Verras, jouant au bon perdant, obtempéra avec la moue dubitative qu’afficherait un rédacteur en chef gaspillant son temps à superviser la mauvaise littérature de la rubrique des chiens écrasés . Il se permit d’émettre quelques réflexions sur le style, qu’il jugeait plat et alourdi de jargon, avant d’écrire la mention, « lu et approuvé », et de signer d’un geste magistral.
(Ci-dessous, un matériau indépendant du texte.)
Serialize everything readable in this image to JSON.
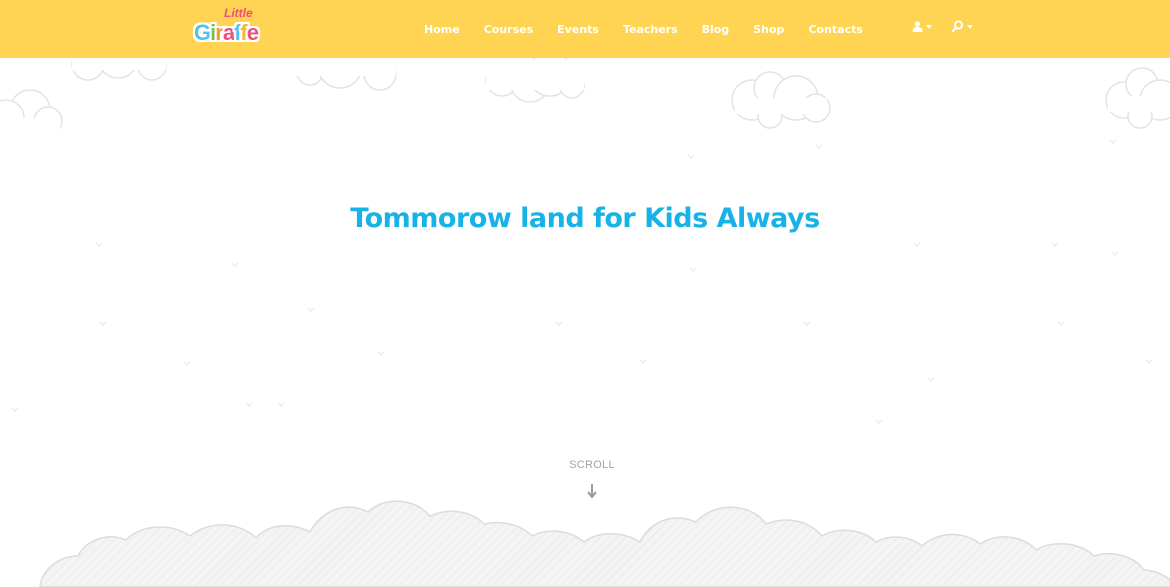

Retranché dans son coin, Duval observait le suspect. Il se remémorait le moment où l’individu avait pris physiquement conscience de sa mise en garde à vue. Tout basculait pendant la scène du dépouillement des affaires personnelles. Qu’il soit par la suite déféré devant le juge, ou qu’il soit libéré, cette expérience traumatisait le justiciable. L’inspecteur suivait toujours avec énormément d’intérêt ce cérémonial. Les objets parlent tant de leur propriétaire !
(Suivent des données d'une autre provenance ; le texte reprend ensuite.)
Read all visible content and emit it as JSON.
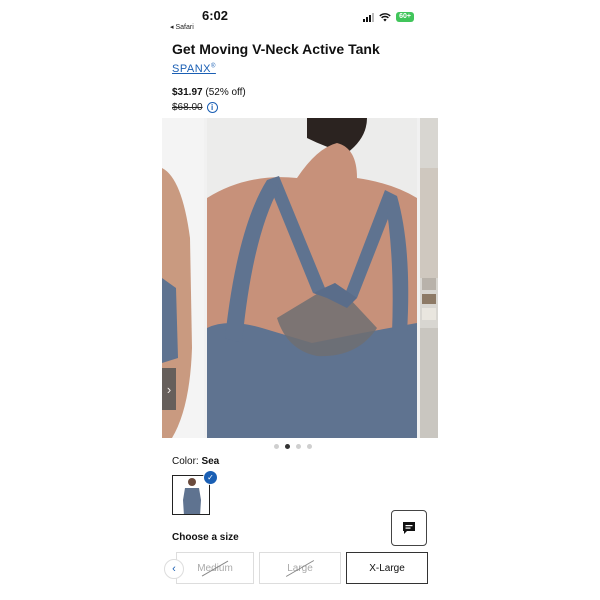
{
  "status_bar": {
    "time": "6:02",
    "back_app": "◂ Safari",
    "battery": "60+"
  },
  "product": {
    "title": "Get Moving V-Neck Active Tank",
    "brand": "SPANX",
    "brand_mark": "®",
    "price": "$31.97",
    "discount": "(52% off)",
    "original_price": "$68.00"
  },
  "gallery": {
    "image_count": 4,
    "active_index": 1
  },
  "color": {
    "label": "Color: ",
    "value": "Sea"
  },
  "size": {
    "label": "Choose a size",
    "options": [
      {
        "label": "Medium",
        "available": false
      },
      {
        "label": "Large",
        "available": false
      },
      {
        "label": "X-Large",
        "available": true,
        "selected": true
      }
    ]
  },
  "colors": {
    "accent": "#1a5fb4",
    "fabric": "#5f7390",
    "battery": "#41c55b"
  },
  "icons": [
    "signal-icon",
    "wifi-icon",
    "info-icon",
    "chevron-right-icon",
    "check-icon",
    "chat-icon",
    "chevron-left-icon"
  ]
}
Les montres par exemple… Les montres trahissent l’appartenance à une classe sociale et témoignent d’un caractère : richesse, goût du pouvoir ou de la performance, esprit de fantaisie ou ludique. La montre à gousset exprime une nécessité d’élégance, celle rutilante exhibe une aisance réelle, celle surchargée d’informations, du calendrier au chronomètre, segmente le quotidien de son porteur.
La manière de consulter cet instrument de mesure fascinait Duval. Régis Verras avait, tout au long de sa garde à vue, cherché et trouvé ce repère temporel sur le poignet de ses adversaires. Ainsi il parait à l’inquiétude d’ignorer le nombre d’heures, de minutes, qu’il lui restait à combattre.
La perception que les hommes ont du temps reflète tant celle qu’ils ont de la fin du temps, de la mort. Cet homme qui venait de signer ses aveux savait que son temps s’était arrêté et qu’une nouvelle chronologie commençait, plus lente, plus lourde…

Durant la lecture de ses aveux, son cigare, aux trois quarts consumé, s’était éteint. Verras l’écrasa sur un coin de la table. Il se mit debout, et, théâtral, avança les mains pour être menotté. Fortin, d’un mouvement brusque, lui replia les bras dans le dos et referma les bracelets d’acier.

« Avez-vous bientôt fini ? demanda un gardien de la paix en surgissant dans la salle d’interrogatoire.